Dear Citizens of Houston:
Hello friends, I bring you greetings from the proud, oft traffic snarled, city of Atlanta. I wanted to reach out to you this week because I’ve been to Houston several times over the last 20 years or so and I like you guys, a lot actually. I needed to alert you that although you’re experiencing beautiful late January weather, a storm is coming your way. If you still yourself and lean your good ear to the east you’ll hear the faint sound of suitcases zipping shut, vehicle engines starting, and the faint strains of “Weee ready…Weee ready…Weee ready for y’all…” drifting in on an afternoon breeze. It is a storm dressed in red and black, an Iceman its leader, and a bird of prey its symbol. We are indeed ready; it is the intent of this letter writer to make sure that the fair city of Houston is ready as well. Below you will find a number of items that I hope will prove helpful for the onslaught, I mean, arrival of Atlanta residents to your fair city.
1. Don’t Believe The Hype
What sports pundits and media types would have you believe is Atlanta does not have any supportive fans. Nothing could be further from the truth. Atlanta fans are the Cicadas of American sports enthusiasts, lurking in vocal support here locally in Atlanta waiting for one of their teams to be good enough to emerge and sing their praises loudly to the nation outside of the city walls. And when that time happens the Atlanta fan emerges, in force, and comes for everything you love. This isn’t a homogeneous horde, Atlanta fans are all ages, shades and colors, it’s a Trump cabinet member’s nightmare. This is the group that, at this very moment is packing and ready to head west in force. Ask anyone that was in Miami in 1999, you might as well have taken down the Ocean Drive street sign and replaced it with Peachtree Street. It will happen again with your Main Street. Once T.I. announced a concert everybody pretty much planned to abandon Atlanta and head your way.
2. Party On
This Super Bowl is between the Patriots, the dark lords of the NFL, and the Atlanta Falcons. The former goes to the Super Bowl every two years, the latter goes every two decades. Know this; no one can party like Atlanta parties. The main reason most people relocate to our fair city is because they came to visit, went to a party, thought about their horrific existence in whatever city they came from, and immediately started looking for moving companies and jobs in the local market. Football is obviously king here in the South; you haven’t the slightest idea how much pent up partying is churning inside us ATLiens right now since the last time the Falcons played for the ultimate prize. There has been talk here of reviving the legendary street party, Freaknik, since it disappeared somewhere around 1995. 2017 should see its reappearance all up and through those Houston streets. Atlantans blasting Outkast and Bonecrusher from rental car stereo speakers on their way to bars, clubs, restaurants and god knows where else in order to spend money they know good and well needs to be put on Lil’ Junior’s class trip to Lookout Mountain (or wherever). My only prayer is that Houston PD has a good traffic plan on deck. While we’re on the subject of nights on the town…

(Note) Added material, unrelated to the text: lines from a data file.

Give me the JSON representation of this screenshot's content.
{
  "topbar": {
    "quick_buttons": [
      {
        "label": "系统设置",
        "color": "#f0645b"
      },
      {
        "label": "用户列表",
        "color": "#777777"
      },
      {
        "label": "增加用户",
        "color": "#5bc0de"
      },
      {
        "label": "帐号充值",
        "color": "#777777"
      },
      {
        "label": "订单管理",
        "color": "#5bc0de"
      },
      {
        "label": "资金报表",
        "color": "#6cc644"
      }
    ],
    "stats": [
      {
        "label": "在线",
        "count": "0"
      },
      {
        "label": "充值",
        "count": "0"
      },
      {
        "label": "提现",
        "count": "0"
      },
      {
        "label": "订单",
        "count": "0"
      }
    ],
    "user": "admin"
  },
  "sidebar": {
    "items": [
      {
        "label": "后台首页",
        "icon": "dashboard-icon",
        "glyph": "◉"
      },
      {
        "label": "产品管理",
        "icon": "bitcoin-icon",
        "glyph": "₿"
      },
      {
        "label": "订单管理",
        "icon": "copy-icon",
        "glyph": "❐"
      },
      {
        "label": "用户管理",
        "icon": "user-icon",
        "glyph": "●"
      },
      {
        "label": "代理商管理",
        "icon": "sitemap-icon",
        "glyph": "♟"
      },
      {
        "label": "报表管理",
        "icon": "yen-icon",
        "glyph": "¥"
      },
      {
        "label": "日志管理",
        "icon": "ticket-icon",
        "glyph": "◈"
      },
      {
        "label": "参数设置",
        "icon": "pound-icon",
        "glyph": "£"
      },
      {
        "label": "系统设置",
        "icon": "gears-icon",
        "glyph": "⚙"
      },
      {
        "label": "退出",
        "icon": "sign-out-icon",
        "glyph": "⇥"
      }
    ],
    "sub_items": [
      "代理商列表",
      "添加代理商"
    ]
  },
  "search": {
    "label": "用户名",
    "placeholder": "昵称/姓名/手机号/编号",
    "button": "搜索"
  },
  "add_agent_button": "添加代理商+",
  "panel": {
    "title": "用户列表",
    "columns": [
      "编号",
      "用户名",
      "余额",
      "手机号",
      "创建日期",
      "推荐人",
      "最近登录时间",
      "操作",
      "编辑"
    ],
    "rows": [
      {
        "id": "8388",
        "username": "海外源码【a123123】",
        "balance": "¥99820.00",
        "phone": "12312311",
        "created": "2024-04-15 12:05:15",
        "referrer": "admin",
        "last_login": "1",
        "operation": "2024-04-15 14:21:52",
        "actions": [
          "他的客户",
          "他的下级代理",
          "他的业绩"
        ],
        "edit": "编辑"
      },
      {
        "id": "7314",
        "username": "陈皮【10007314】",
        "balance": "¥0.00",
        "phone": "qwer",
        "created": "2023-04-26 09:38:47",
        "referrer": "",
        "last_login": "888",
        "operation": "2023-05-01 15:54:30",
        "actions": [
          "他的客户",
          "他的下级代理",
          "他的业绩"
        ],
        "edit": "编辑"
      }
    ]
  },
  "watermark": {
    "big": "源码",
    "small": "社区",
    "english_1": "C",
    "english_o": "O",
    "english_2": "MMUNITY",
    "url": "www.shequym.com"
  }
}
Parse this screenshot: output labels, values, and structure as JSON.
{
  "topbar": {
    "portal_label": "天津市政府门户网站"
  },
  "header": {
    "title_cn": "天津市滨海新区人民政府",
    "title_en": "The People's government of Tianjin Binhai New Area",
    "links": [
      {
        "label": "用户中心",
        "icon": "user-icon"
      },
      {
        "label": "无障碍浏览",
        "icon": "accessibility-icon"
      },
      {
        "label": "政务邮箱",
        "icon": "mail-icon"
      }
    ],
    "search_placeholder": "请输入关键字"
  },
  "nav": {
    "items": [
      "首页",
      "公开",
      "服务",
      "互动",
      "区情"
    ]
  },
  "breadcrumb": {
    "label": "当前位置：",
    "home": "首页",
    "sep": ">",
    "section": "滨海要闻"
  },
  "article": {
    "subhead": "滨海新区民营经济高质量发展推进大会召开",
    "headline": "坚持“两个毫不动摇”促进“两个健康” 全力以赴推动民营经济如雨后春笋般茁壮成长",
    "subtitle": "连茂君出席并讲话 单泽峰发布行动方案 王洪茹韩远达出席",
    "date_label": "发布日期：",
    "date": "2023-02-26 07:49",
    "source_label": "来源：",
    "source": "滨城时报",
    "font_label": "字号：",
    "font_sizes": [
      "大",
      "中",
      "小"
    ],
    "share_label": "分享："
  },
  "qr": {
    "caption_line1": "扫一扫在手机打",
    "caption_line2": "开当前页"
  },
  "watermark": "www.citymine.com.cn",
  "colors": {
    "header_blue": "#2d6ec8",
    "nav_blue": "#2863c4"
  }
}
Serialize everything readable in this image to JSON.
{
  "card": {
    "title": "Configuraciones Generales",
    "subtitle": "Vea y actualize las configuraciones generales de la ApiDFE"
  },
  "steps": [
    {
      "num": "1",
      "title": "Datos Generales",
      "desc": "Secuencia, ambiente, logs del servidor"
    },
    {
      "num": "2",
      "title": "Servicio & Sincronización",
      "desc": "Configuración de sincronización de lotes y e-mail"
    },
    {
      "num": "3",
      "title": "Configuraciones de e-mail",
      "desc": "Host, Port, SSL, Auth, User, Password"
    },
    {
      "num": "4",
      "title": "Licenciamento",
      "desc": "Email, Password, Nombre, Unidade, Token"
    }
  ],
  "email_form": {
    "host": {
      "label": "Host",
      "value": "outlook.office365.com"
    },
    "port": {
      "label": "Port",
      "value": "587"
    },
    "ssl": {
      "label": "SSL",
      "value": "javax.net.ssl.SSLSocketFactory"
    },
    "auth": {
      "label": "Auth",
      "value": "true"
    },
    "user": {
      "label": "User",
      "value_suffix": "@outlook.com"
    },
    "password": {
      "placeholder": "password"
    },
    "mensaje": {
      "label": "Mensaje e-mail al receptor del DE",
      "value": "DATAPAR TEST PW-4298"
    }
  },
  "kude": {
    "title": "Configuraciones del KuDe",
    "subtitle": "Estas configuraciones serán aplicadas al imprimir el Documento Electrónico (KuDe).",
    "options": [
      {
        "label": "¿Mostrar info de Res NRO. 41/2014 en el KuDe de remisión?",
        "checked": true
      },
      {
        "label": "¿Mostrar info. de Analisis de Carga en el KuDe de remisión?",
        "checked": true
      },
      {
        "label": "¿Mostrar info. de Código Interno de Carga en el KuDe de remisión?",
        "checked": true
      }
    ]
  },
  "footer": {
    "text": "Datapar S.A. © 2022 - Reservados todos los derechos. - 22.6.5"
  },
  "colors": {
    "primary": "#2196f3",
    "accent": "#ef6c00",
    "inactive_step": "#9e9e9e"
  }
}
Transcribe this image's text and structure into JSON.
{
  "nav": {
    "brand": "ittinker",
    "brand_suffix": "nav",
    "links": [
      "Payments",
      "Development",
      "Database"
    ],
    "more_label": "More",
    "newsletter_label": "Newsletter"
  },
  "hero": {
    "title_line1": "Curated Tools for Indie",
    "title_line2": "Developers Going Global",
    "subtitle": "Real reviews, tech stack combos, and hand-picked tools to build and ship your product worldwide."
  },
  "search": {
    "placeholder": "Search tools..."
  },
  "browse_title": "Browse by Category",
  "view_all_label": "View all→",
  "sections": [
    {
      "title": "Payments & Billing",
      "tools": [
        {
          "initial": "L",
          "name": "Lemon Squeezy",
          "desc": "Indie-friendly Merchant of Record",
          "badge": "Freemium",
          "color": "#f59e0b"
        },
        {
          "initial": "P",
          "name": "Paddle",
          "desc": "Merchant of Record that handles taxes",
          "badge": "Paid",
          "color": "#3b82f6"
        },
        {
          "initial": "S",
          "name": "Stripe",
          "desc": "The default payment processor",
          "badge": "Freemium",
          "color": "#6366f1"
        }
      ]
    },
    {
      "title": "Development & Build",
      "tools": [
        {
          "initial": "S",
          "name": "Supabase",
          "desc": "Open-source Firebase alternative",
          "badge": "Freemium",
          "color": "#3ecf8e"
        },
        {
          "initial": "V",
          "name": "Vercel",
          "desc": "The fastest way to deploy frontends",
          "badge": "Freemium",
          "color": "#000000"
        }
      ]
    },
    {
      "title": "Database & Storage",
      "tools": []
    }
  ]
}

3. Become A Stripper and Retire
Look, professional pole twirling might not be your ideal lot in life. You’re probably sitting there looking at your framed diplomas and advanced degrees from Texas A&M or Prarie View A&M or University of Houston thinking, “I could never do something like that.”
Listen to me…
Dudes in Atlanta went to their first strip club on average at age 16. Younger than that if there was an uncle that worked the door or an auntie that your Mama didn’t like too much that was a “server” there. Dudes from Atlanta judge the cities they travel to oft times based on nothing more than the quality of the shoe establishments in your city. You should never engage a man from Atlanta in conversation regarding strip clubs unless you have at least 45 minutes to spare, that’s how many stories we each have. I’m willing to guarantee that every Falcon fan man on his way to Houston for the game has already Googled everything from “Best Strip Clubs in Houston” to “Where to see asses thrown in circles in H-Town”.
And that’s where your retirement plan comes in.
Regardless of what happens this weekend, the clubs are going to be packed; packed with men from out of town away from their wives/girlfriends/boos for 3-4 days with money in their pockets to burn. That’s a given, we’ve established that.
But. If. The. Falcons. Win.
After the initial frolicking, screaming, joyous weeping and hugs from the Red And Black Nation, the first thought on the minds of happy Falcons everywhere will be…“Booty”. If I had to venture a guess, Falcon fans will then spend approximately the gross national product of Grenada at whatever shoe modeling establishment is nearby.
Your student loans, your credit card debt, your car payments can all be a memory in a weekend. Well, maybe not your student loans, but definitely the other two. Don’t let your pride or your dress size get in the way of your financial breakthrough. If Atlanta pulls this off, EVERYBODY in the club going home rich. I kid..sorta.
So, Houston, I do hope this helps and that your hosting of the Super Bowl goes off without a hitch. We Atlantans will, as we tend to do, do what we can to make things festive. If you see one of us in the street, shout out a hearty “Wassup, Shawty!” and ask which way to the party. As long as you’re not a Patriot fan and you like Outkast they’ll likely let you tag along.